4.3 Top combos match real clinical programs
The most frequent recommendations (Quizartinib + Venetoclax, Gilteritinib + Venetoclax, Enasidenib + Venetoclax, Azacitidine + Ivosidenib) align with published Phase 2/3 trials and FDA-approved combinations, supporting face validity. The mechanism prior is not merely reproducing known combos — the mechanism axes were curated from AML biology (FDA labels, consensus regimens) without reference to clinical-trial outcomes, so the agreement is evidence that the underlying biology is correctly encoded rather than circular.
4.4 Limitations
- Validation is in-silico: we compare PREDICTED AUC, not measured AUC. A prospective ex-vivo study pitting the recommended combos against best-single in primary AML samples is required for full clinical validation.

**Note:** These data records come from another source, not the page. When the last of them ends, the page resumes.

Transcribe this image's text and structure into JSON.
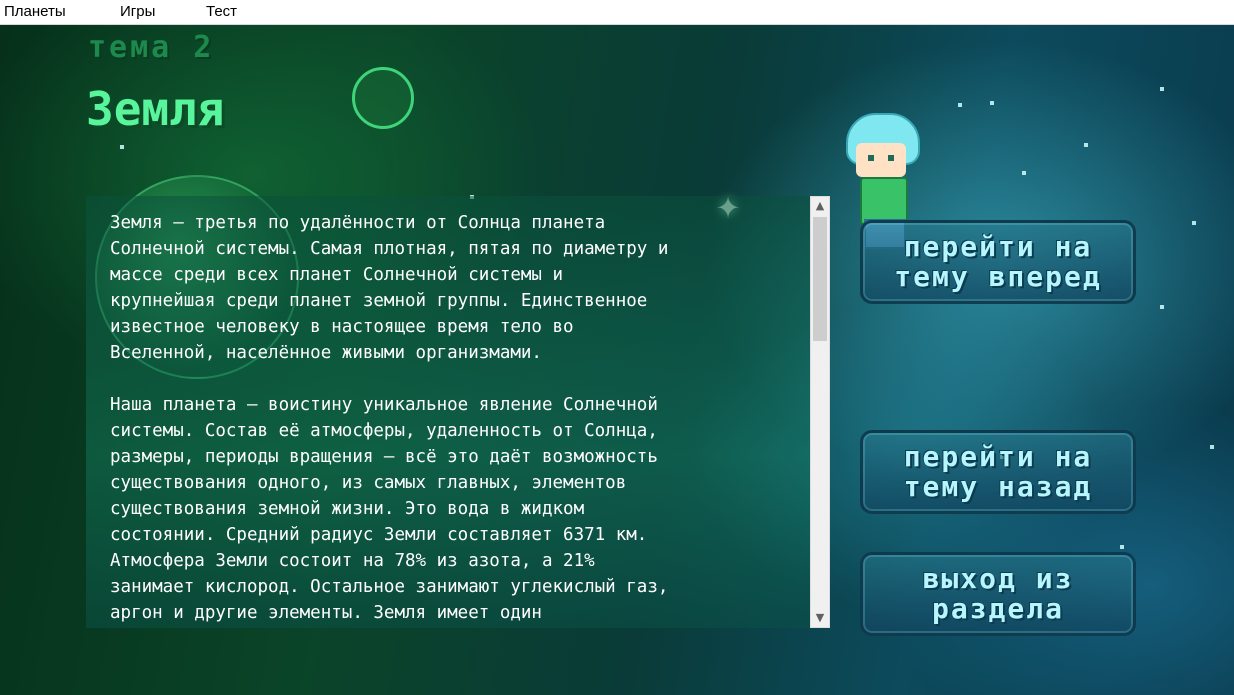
{
  "menu": {
    "items": [
      {
        "label": "Планеты"
      },
      {
        "label": "Игры"
      },
      {
        "label": "Тест"
      }
    ]
  },
  "header": {
    "topic_label": "тема 2",
    "title": "Земля"
  },
  "content": {
    "text": "Земля — третья по удалённости от Солнца планета\nСолнечной системы. Самая плотная, пятая по диаметру и\nмассе среди всех планет Солнечной системы и\nкрупнейшая среди планет земной группы. Единственное\nизвестное человеку в настоящее время тело во\nВселенной, населённое живыми организмами.\n\nНаша планета – воистину уникальное явление Солнечной\nсистемы. Состав её атмосферы, удаленность от Солнца,\nразмеры, периоды вращения – всё это даёт возможность\nсуществования одного, из самых главных, элементов\nсуществования земной жизни. Это вода в жидком\nсостоянии. Средний радиус Земли составляет 6371 км.\nАтмосфера Земли состоит на 78% из азота, а 21%\nзанимает кислород. Остальное занимают углекислый газ,\nаргон и другие элементы. Земля имеет один"
  },
  "buttons": {
    "next": "перейти на\nтему вперед",
    "prev": "перейти на\nтему назад",
    "exit": "выход из\nраздела"
  },
  "scrollbar": {
    "up_arrow": "▲",
    "down_arrow": "▼"
  },
  "colors": {
    "title": "#59f59c",
    "button_text": "#b6f6ff",
    "text": "#ffffff"
  }
}
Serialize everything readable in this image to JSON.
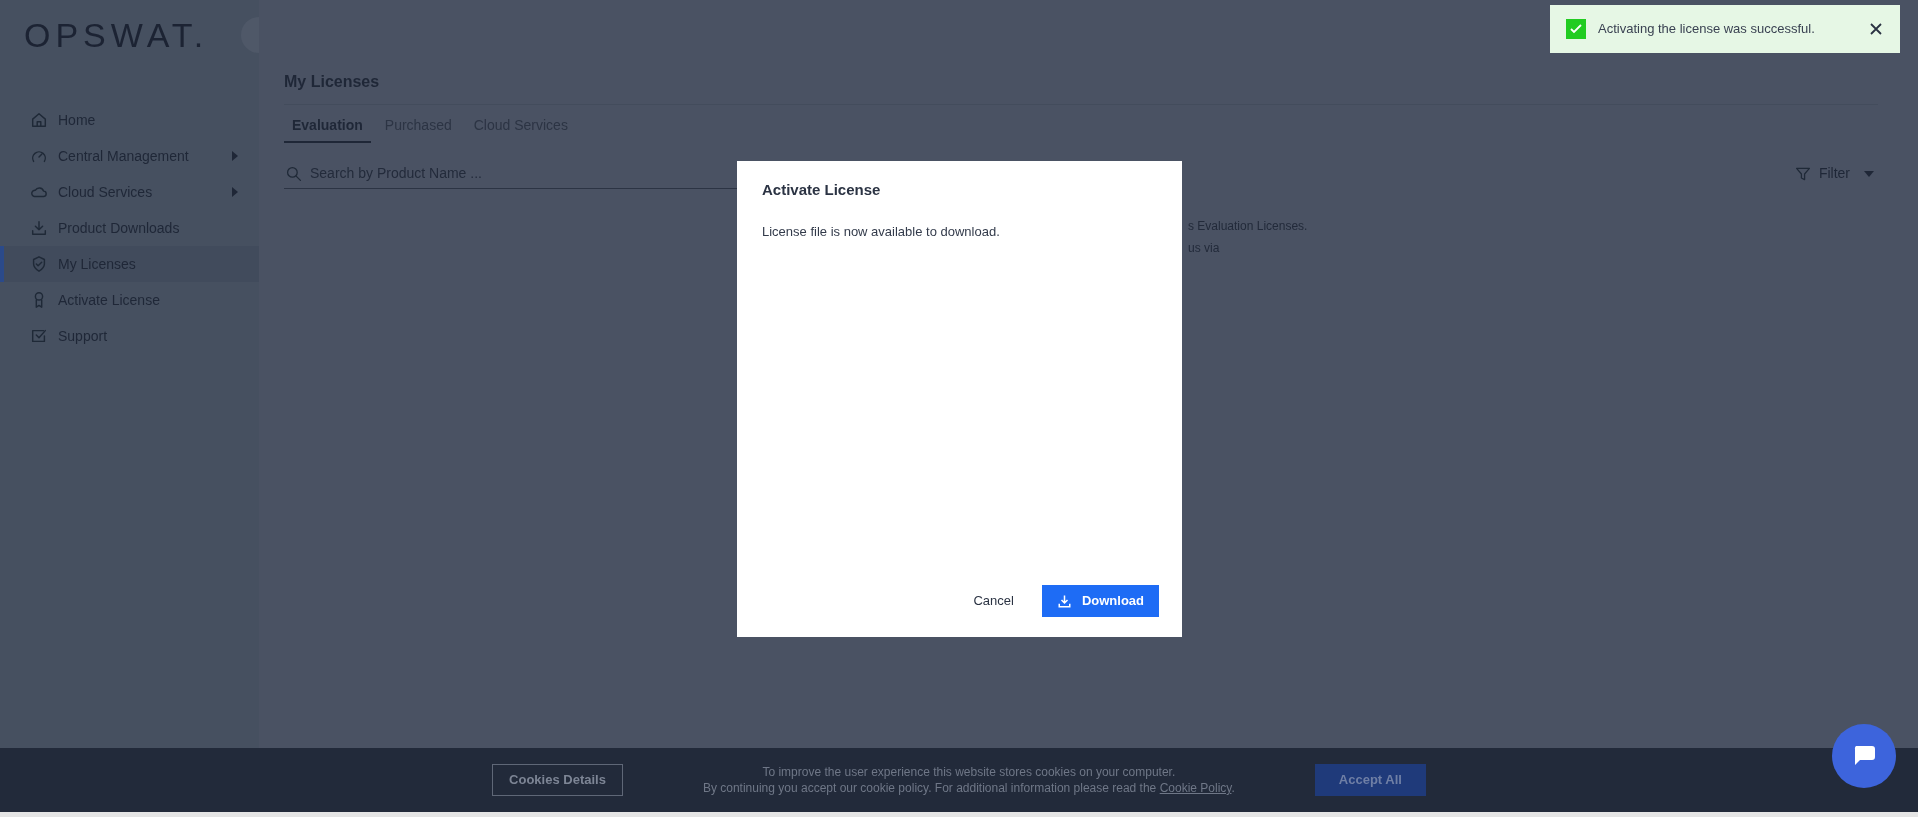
{
  "logo": "OPSWAT.",
  "sidebar": {
    "items": [
      {
        "label": "Home",
        "has_submenu": false,
        "selected": false
      },
      {
        "label": "Central Management",
        "has_submenu": true,
        "selected": false
      },
      {
        "label": "Cloud Services",
        "has_submenu": true,
        "selected": false
      },
      {
        "label": "Product Downloads",
        "has_submenu": false,
        "selected": false
      },
      {
        "label": "My Licenses",
        "has_submenu": false,
        "selected": true
      },
      {
        "label": "Activate License",
        "has_submenu": false,
        "selected": false
      },
      {
        "label": "Support",
        "has_submenu": false,
        "selected": false
      }
    ]
  },
  "page": {
    "title": "My Licenses",
    "tabs": [
      {
        "label": "Evaluation",
        "selected": true
      },
      {
        "label": "Purchased",
        "selected": false
      },
      {
        "label": "Cloud Services",
        "selected": false
      }
    ],
    "search": {
      "placeholder": "Search by Product Name ..."
    },
    "filter": "Filter",
    "message_fragments": [
      "s Evaluation Licenses.",
      "us via"
    ]
  },
  "toast": {
    "message": "Activating the license was successful."
  },
  "dialog": {
    "title": "Activate License",
    "message": "License file is now available to download.",
    "buttons": [
      {
        "label": "Cancel",
        "kind": "text"
      },
      {
        "label": "Download",
        "kind": "primary"
      }
    ]
  },
  "cookie_bar": {
    "details_button": "Cookies Details",
    "line_1": "To improve the user experience this website stores cookies on your computer.",
    "line_2": "By continuing you accept our cookie policy. For additional information please read the ",
    "link": "Cookie Policy",
    "line_2_end": ".",
    "accept_button": "Accept All"
  }
}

- Single AML cell line for combo training (HL-60 only). Patient- conditional combo responses can’t be learned from this; the predictor extrapolates patient personalization through the mechanism prior and the single-drug baseline.

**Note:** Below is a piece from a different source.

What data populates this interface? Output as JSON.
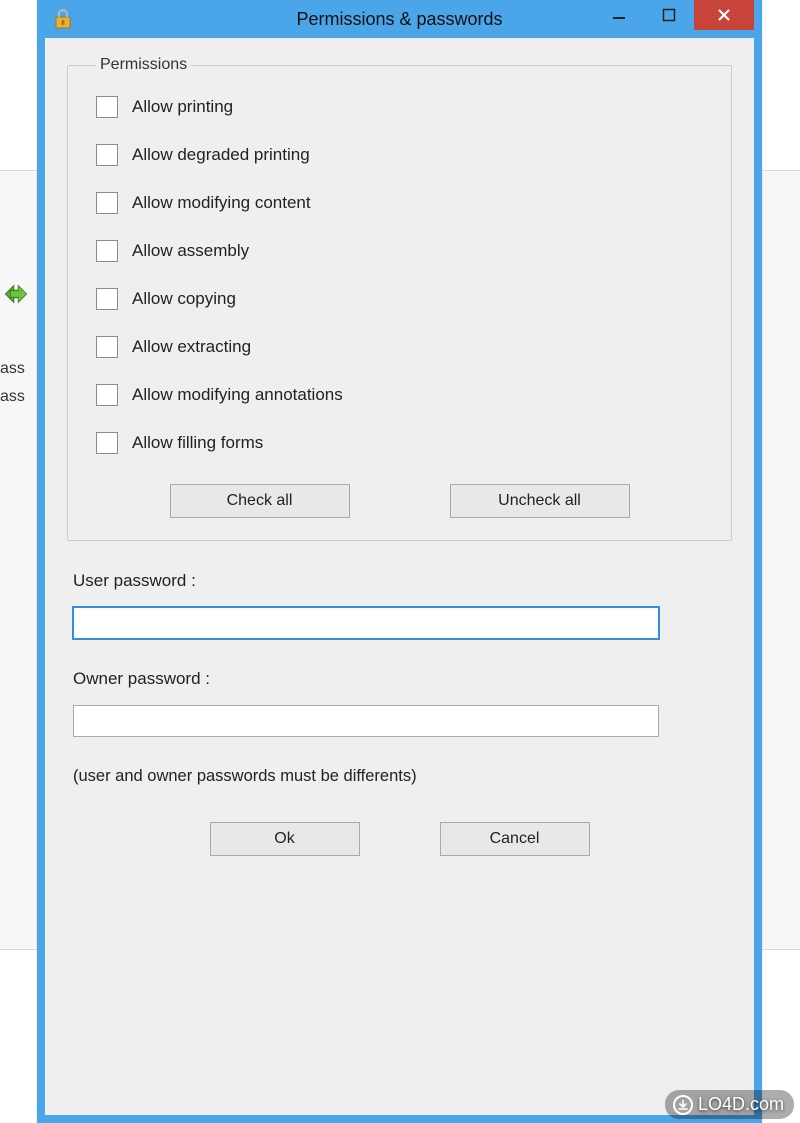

- Drug mechanism matrix covers only 20 AML-approved drugs of BeatAML’s 165. Combinations involving the other 145 drugs cannot be scored by the mechanism prior and default to the synergy residual alone.
- TCGA validation tests recommendation plausibility, not outcome: TCGA patients received conventional induction chemotherapy (the targeted drugs we recommend were mostly not yet approved), so we cannot directly test “recommendation → better survival.”
4.5 Future work
- Expand drug-mechanism annotation to the remaining 145 BeatAML drugs.
- Add RNA-based cell-state features (BCL2 dependency, apoptosis priming, differentiation block) to the patient deficit vector so Venetoclax gets credit in BCL2-dependent patients without requiring a BCL2 mutation.
- Pursue prospective ex-vivo validation: dispense the top-3 recommended combinations on 20-30 fresh AML patient samples from a clinical biobank, measure response, compare against best-single.
5. Data and code availability
All code, canonical data tables, and run manifests live in the public
repository AML-combo-validation. Raw data: BeatAML 2.0 supplement;
DrugComb v1.5 Zenodo record 15235991; cBioPortal TCGA-LAML PanCancer Atlas
- 59 unit+integration tests cover drug-name alignment, ETL correctness, mechanism scorer, combo predictor, and head-to-head validation.
Figure captions
Figure 1 — Head-to-head Δ distribution, BeatAML clinical-drug filter. (A) Histogram of per-patient Δ = best_single_AUC − best_combo_AUC across n=613 patients. Positive Δ = combination wins. Overall mean Δ = −5.14 [95% CI −6.57, −3.68]. (B) Δ stratified by FLT3 status: FLT3-mut (n=179) mean +16.67 [14.98, 18.19] vs FLT3-wt (n=434) mean −14.14 [−15.27, −13.05].
Figure 2 — TCGA-LAML independent-cohort validation. (A) Top-3 mech- prior combo recommendations across n=173 TCGA patients, annotated with corresponding clinical programs (LACEWING, ENAVEN, AGILE). (B) Overall survival stratified by driver-positive vs driver-negative status (Mann-Whitney p=0.065).